People incarcerated at Champaign County Jail will get two free phone calls a day, starting next year
CHAMPAIGN — The Champaign County Sheriff has selected a new company to offer phone and video calls at the Champaign County Jail.
The new company — Consolidated Telecom, Inc. — will offer two free phone calls to each resident per day. The new contract is set to begin on Feb. 15, 2024, according to the Request for Proposal.
Local activists fought for the last several months to convince the county to contract with a company that could offer free phone calls from inside the jail. Champaign County Board member Samantha Carter said people who are in jail and their families should not have to pay exorbitant prices to keep in touch.
“So often, I think people don't see the struggles with family members of incarcerated loved ones,” Carter said. “This is going to really help alleviate some headache that is caused to that family with that loved one being incarcerated.”
Since 2018, the Champaign County jail has had a contract with Securus Technologies, a national company that provides communication technology in jails and prisons. The contract with Securus, initially slated to expire after three years, continues today.
Consolidated Telecom, Inc. has operated in Washington, Oregon, Ohio, Nebraska, Michigan, Idaho, Georgia, Texas, Montana, Illinois, Arizona and Utah, according to 2021 data from the Prison Policy Initiative.
At the Champaign County Board meeting Tuesday night, Sheriff Dustin Heuerman said Consolidated Telecom fulfilled everything he was looking for.
That included, he said, at least two free phone calls per person per day from the jail. The company offered to cover the calls at no cost to the county or the person making the call.
“I was very surprised that a company would do that, but they did,” Heuerman said. “And they still managed to provide the same investigative safety and security features that we were looking for.”
Concerns over costs and collection of biometric data
Many residents cited concerns with the past contract with Securus over the high cost of phone calls and the way the company collected biometric data. This included collecting the voice prints, or unique data of a person’s voice, while people made calls in the jail.
When asked why the jail allows Securus to collect biometric data, Sheriff Heuerman said in an email in September that the jail uses voice print technology to verify the identity of people making calls from the jail using their assigned PIN.
“It also allows investigators who are investigating a crime to be alerted of the probability of the inmate using another inmate’s PIN (phone line),” Heuerman said. “For example, if the victim of a violation of Order of Protection calls the police saying an inmate called and violated the Order, an investigator can see what phone calls the inmate has made while incarcerated.”
Illinois Public Media and Invisible Institute has submitted numerous open records requests for documents or metadata pertaining to the use and collection of biometric data. The Sheriff’s Office has declined the requests, saying such documents do not exist or that the requests are ‘unduly burdensome’.
The Sheriff’s Office did not immediately respond to questions about whether the new company, Consolidated Telecom, will also collect and use biometric data.

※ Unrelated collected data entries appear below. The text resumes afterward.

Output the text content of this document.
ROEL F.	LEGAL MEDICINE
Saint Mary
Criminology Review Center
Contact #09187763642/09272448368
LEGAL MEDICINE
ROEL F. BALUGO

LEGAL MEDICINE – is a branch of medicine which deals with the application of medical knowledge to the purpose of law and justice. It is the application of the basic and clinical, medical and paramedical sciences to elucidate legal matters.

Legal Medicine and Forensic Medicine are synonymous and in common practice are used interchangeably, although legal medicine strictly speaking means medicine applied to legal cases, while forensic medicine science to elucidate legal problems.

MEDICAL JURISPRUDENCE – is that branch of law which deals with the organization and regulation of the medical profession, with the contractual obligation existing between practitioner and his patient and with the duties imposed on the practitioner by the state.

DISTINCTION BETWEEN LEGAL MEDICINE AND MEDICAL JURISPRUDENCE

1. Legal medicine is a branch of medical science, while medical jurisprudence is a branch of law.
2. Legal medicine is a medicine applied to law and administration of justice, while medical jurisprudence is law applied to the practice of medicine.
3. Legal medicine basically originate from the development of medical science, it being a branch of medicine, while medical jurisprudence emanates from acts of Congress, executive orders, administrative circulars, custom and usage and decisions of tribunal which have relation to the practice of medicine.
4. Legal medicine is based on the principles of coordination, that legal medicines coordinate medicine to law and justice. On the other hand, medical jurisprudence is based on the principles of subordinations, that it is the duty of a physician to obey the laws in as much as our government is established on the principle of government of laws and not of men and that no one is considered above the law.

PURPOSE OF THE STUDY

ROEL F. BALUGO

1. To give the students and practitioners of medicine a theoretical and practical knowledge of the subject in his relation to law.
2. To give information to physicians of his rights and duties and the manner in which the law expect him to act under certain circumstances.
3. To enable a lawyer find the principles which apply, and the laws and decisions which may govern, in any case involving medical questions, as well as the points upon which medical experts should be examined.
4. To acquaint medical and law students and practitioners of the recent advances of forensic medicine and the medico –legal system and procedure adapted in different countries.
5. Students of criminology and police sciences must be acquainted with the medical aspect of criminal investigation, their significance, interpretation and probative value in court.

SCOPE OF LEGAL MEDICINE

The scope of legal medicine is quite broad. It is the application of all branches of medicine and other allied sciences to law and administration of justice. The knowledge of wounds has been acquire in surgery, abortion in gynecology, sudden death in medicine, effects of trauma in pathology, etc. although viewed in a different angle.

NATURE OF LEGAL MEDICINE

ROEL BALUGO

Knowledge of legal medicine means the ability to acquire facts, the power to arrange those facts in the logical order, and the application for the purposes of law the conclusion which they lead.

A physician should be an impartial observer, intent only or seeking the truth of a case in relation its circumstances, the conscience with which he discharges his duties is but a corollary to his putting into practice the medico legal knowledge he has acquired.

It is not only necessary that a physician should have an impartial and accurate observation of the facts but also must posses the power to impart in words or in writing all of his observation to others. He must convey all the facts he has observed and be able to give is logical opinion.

Many activists with concerns about Securus may praise the move to a smaller company. But Wanda Bertram from the Prison Policy Initiative said although the new Champaign County Jail contract might be rid of Securus soon, it’s important to keep in mind that Securus often buys out its smaller competitors.
Champaign County resident Sandra Ahten said she’s excited about the free calls that will be offered by the new company, but she’s worried about how people will be charged $3 each time money is loaded onto an person’s account.
“What if you only have a debit card, you only have five bucks to your name,” Ahten said, “then it costs you $8 to give $5 to a person in jail.”
Ahten said she will continue to monitor to issue of surcharges being added to phone calls from the jail. But overall, this new move has inspired her to keep advocating for change.
“One thing that it does is give us hope that we can make a difference,” Ahten said.